Summary: We tend to see only what we expect to see, and thus at Christmas we do not see the glory and majesty of the Christ child in the homeless, the downtrodden, the ashamed.

They say that "seeing is believing". Well, that depends. That depends on whether you can trust your eyesight. And it depends on whether you have decided to see what is really there or just what you think is there.

"Seeing is believing." It depends on whether you can trust your eyesight. My mother-in-law is suffering from macular degeneration; that means that a small structure in the eyes has declined and her vision is often blurred. She says that one of the greatest frustrations she has is that she cannot read people's faces; she can hear what you are saying, but if you are across the room, she cannot see your face well enough to read your expression. And so she does not feel she really knows what you are saying, even though she can hear the words perfectly. "Seeing is believing" only if you can trust your eyesight to read what is happening.

And seeing is believing, too, only if you see what is really there and not what you think will be there. Optical illusions occur because our minds fill in things that are not really there.

A couple of weeks ago my wife was using a game with some of her students. It was a little like a crossword puzzle: you were supposed to guess a variety of Christmas words from various clues. One of the clues seemed to be nothing more than a printout of the alphabet. What Christmas word would that suggest? What Christmas word would you get from a clue that just read "abcdefghijkmnopqrstuvwxyz"? Did anybody get it? "No L". Noel, No "L", abcdefghijk … m. But the mind tends to fill in what the eye expects to see, or the ear expects to hear.

"Seeing is believing" is true only if you choose to see what is really there, not what you expected to see.

As the apostle Peter neared the end of his life and career, he began to fear that some of Christians were about to lose sight of reality. He began to sense that their central, keystone commitment, their core confession was about to get lost. Peter began to worry that, of all things, these folks were losing sight of who Jesus Christ is.

In the passage I've read for you, Peter speaks about people being "blind" and "shortsighted". He is afraid they will forget some key realities. And so Peter, in a pungent phrase, calls Christians to rivet their attention on exactly who Jesus Christ is and what He is like. Peter insists that when he taught them about Christ, he was teaching no myth, nor was he promoting an optical illusion. Peter insists, on the contrary, that he and his fellow believers were "eyewitnesses of majesty".

Hear the key text again: "For we did not follow cleverly devised myths when we made known to you the power and coming of our Lord Jesus Christ, but we were eyewitnesses of his majesty. "

"Eyewitnesses of majesty" The trouble is that eyewitnesses don’t always see everything there is to see; the trouble is, too, that even eyewitnesses sometimes see only what they expect to see.

I

Beneath the tinsel and the golden glow of Christmas there is one and only one central message, and that is Incarnation, enfleshment. The central fact of Christmas is that the word became flesh and dwelt among us, and we beheld, we saw, His glory.

And yet, you see, even that central fact, that core confession, gets lost, covered over in the mad scramble to do all of the things Christmas was never designed for. And, as always, the issue is what we choose to see, what we expect to see.

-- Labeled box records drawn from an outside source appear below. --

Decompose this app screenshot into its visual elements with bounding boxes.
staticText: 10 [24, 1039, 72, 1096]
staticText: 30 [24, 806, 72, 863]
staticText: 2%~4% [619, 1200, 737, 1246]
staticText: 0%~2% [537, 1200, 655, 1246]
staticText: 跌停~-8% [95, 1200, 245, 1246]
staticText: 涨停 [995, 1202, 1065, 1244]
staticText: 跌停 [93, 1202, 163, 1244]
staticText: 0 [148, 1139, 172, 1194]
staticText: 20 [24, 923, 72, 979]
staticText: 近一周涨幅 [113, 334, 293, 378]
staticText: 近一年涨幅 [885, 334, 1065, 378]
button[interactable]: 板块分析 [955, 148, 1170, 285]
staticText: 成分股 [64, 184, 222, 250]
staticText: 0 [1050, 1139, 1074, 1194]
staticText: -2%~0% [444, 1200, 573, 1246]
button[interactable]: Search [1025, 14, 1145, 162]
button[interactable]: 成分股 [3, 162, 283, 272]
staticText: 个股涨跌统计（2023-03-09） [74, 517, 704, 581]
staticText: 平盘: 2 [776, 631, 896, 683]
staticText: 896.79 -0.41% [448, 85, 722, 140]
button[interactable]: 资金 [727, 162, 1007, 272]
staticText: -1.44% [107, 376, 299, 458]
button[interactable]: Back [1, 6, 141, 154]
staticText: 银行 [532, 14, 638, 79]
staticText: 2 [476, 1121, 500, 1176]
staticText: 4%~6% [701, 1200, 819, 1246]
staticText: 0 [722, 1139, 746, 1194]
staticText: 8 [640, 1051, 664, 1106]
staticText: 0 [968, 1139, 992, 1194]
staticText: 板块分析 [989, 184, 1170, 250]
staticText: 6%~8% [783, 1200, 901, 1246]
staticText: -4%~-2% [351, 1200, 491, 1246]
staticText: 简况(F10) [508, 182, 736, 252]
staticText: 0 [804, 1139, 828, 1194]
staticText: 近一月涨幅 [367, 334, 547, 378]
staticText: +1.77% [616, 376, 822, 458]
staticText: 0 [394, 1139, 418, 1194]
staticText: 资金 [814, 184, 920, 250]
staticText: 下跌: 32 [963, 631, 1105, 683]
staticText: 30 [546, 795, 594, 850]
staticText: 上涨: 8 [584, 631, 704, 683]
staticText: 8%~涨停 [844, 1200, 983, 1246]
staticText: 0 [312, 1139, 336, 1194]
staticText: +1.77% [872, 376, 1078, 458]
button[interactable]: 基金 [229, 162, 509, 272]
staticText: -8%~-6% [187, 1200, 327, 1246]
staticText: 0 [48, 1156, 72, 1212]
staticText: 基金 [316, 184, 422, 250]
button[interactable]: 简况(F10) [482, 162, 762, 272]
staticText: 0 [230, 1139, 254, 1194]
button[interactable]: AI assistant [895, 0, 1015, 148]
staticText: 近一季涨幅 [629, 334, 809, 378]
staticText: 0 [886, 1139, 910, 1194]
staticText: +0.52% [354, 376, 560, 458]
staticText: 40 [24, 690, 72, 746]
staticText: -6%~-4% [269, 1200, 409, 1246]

I do not intend this morning to be the Grinch that stole Christmas, but I do have to wonder with you what has happened to the peculiar paradox of Christmas. Is it possible that even believers become blind and shortsighted about who this Jesus really is and what He means? Have we too forgotten what we are looking for?

For example, we seem to have decided that we have to celebrate Christmas worrying about whether we have properly impressed those we love and who love us. Would our spouses and children love us any the less if we did not spend hundreds of dollars to give them things they do not need and have decided they want only because some TV commercial tells them to want it? Where is Jesus in all of that? How does that help us become eyewitnesses of his majesty?

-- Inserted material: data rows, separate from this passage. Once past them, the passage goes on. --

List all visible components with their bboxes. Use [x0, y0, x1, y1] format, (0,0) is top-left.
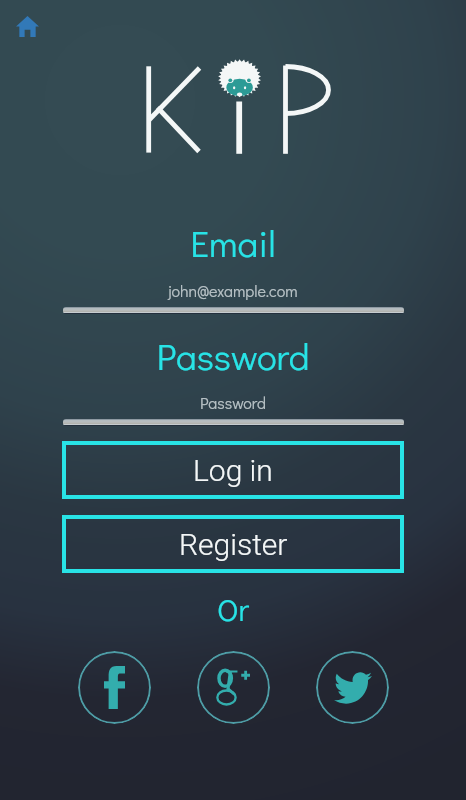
button[interactable]	[63, 419, 404, 426]
button[interactable]: Twitter	[316, 651, 389, 724]
staticText: Log in	[193, 453, 273, 488]
button[interactable]: Log in	[62, 441, 404, 499]
staticText: Register	[179, 527, 288, 562]
button[interactable]: Google Plus	[197, 651, 270, 724]
button[interactable]: Home	[5, 4, 50, 49]
staticText: john@example.com	[0, 280, 466, 301]
button[interactable]: Register	[62, 515, 404, 573]
button[interactable]: Facebook	[78, 651, 151, 724]
staticText: Email	[0, 218, 466, 267]
button[interactable]	[63, 307, 404, 314]
staticText: Password	[0, 331, 466, 380]
staticText: Password	[0, 392, 466, 413]
staticText: Or	[0, 589, 466, 630]
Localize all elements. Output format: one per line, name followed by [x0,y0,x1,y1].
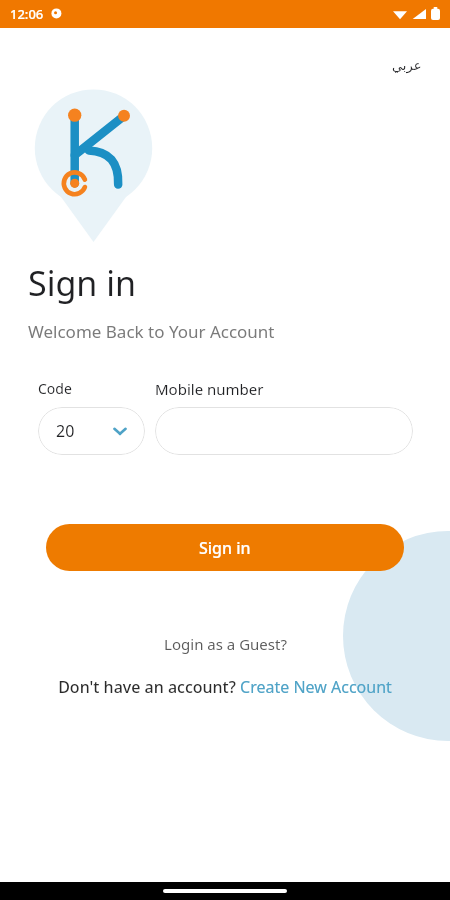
staticText: عربي [392,58,422,73]
staticText: Welcome Back to Your Account [28,320,275,343]
staticText: Sign in [199,537,251,559]
button[interactable]: Login as a Guest? [0,634,450,654]
button[interactable]: 20 [38,407,145,455]
button[interactable]: Mobile number input [155,407,413,455]
staticText: Login as a Guest? [164,634,287,654]
staticText: Don't have an account? Create New Accoun… [58,676,392,698]
button[interactable]: عربي [386,54,428,77]
staticText: 20 [56,420,75,442]
button[interactable]: Don't have an account? Create New Accoun… [48,676,402,698]
button[interactable]: Sign in [46,524,404,571]
staticText: Code [38,379,72,398]
staticText: 12:06 [10,5,44,23]
staticText: Mobile number [155,379,264,399]
other: Expand country code [113,424,127,438]
staticText: Sign in [28,260,136,306]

Again, we seem as a nation to have determined that the purpose of Christmas is to stimulate a sagging economy. When the business columns of the newspapers are full of articles describing the tactics of the retailers, who hope to reap as much as 40% of their sales during this season; and when at the same time, charities and churches and mission agencies are starving for funds to do their work …when that happens, we have to wonder, has somebody forgotten that we are eyewitnesses of His majesty? Have we lost sight of the one central truth, the core confession: that Jesus the Christ is God come in human wrappings? You and I seem to prefer to keep the wrappings and throw away the gift!